Dans de nombreux cas, tel celui de Leïla Houari, il ne s’agit que d’un témoignage personnel, écrit par l’auteur dans le but de se découvrir, de se former une identité par l’intermédiaire d’un protagoniste dont la vie reflète la sienne. Pour d’autres auteurs, il y a un message (celui de l’espoir et de la lutte impérative dans le cas de Kettane) à faire passer face à la situation actuelle pénible des ‘Beurs’, surtout au début du mouvement. Surgit donc par nécessité la question d’identité dans ces ouvrages, mais la notion de ‘beurité’ (« beurness ») n’est pas toujours présente. Cette notion d’une identité postcoloniale fragmentée sera examinée dans deux romans dits ‘beurs’, publiés tous les deux au début de ce mouvement controversé, dans la même année, 1985 en fait : Zeida de nulle part de Leïla Houari et Le sourire de Brahim de Nacer Kettane. L’analyse de la question d’identité dans ces deux ouvrages sera effectuée en abordant les thèmes structuraux partagés par les deux romans, notamment la variation de la voix narrative et l’attribution par l’auteur d’indices dans le paratexte qui servent de clés pour la compréhension de la lecture.

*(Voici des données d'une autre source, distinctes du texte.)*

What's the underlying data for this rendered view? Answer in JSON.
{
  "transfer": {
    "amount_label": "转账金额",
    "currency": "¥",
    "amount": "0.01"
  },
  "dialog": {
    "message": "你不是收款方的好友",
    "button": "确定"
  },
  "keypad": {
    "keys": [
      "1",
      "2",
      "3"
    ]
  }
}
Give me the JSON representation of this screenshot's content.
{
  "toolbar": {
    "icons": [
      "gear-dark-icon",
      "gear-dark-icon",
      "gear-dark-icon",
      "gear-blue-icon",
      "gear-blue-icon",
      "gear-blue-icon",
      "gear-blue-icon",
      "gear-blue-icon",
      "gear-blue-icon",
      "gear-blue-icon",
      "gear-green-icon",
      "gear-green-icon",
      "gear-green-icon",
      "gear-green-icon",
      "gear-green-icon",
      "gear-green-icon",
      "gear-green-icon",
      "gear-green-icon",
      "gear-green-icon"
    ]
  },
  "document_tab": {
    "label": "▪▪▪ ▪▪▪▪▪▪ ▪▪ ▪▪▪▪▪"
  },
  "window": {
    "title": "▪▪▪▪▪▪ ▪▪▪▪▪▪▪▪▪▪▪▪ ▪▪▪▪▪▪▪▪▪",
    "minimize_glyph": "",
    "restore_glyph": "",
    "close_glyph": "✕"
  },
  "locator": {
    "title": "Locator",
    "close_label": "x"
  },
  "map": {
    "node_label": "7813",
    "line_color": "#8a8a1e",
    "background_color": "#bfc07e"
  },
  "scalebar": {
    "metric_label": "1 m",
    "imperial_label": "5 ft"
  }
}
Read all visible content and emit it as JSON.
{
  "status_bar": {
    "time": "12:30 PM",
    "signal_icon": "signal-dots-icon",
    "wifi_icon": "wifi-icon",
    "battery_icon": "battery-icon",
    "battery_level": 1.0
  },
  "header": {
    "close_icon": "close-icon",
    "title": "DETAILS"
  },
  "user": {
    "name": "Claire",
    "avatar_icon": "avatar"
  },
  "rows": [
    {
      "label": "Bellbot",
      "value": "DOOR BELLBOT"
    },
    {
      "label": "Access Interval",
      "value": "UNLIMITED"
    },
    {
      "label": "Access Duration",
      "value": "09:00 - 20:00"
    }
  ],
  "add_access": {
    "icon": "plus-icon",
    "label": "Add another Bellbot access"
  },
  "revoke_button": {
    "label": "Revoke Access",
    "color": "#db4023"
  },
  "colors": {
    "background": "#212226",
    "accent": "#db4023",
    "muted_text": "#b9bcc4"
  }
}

Jetons les bases de notre analyse de la question de l’identité par un examen détaillé de la manière dont Houari se sert de la voix narrative, ainsi que de ses motivations, dans Zeida. Il importe de mentionner d’abord qu’il s’agit d’un roman qui est centré sur l’incertitude identitaire de la protagoniste, Zeida, une adolescente qui se trouve piégée entre la culture marocaine et la culture française. Il y a deux voix narratives distinctes employées par l’auteure dans son texte : la première personne, le « je », et la 3e personne, le « elle ». Selon Marta Segarra, cette double perspective dans l’écriture de Houari, qu’elle désigne « hésitation grammaticale », crée de la confusion chez le lecteur. Pour reprendre l’idée de Segarra, cette narration ambiguë entre le « je » et le « elle » est également une indétermination entre le statut du narrateur et celui du personnage [5].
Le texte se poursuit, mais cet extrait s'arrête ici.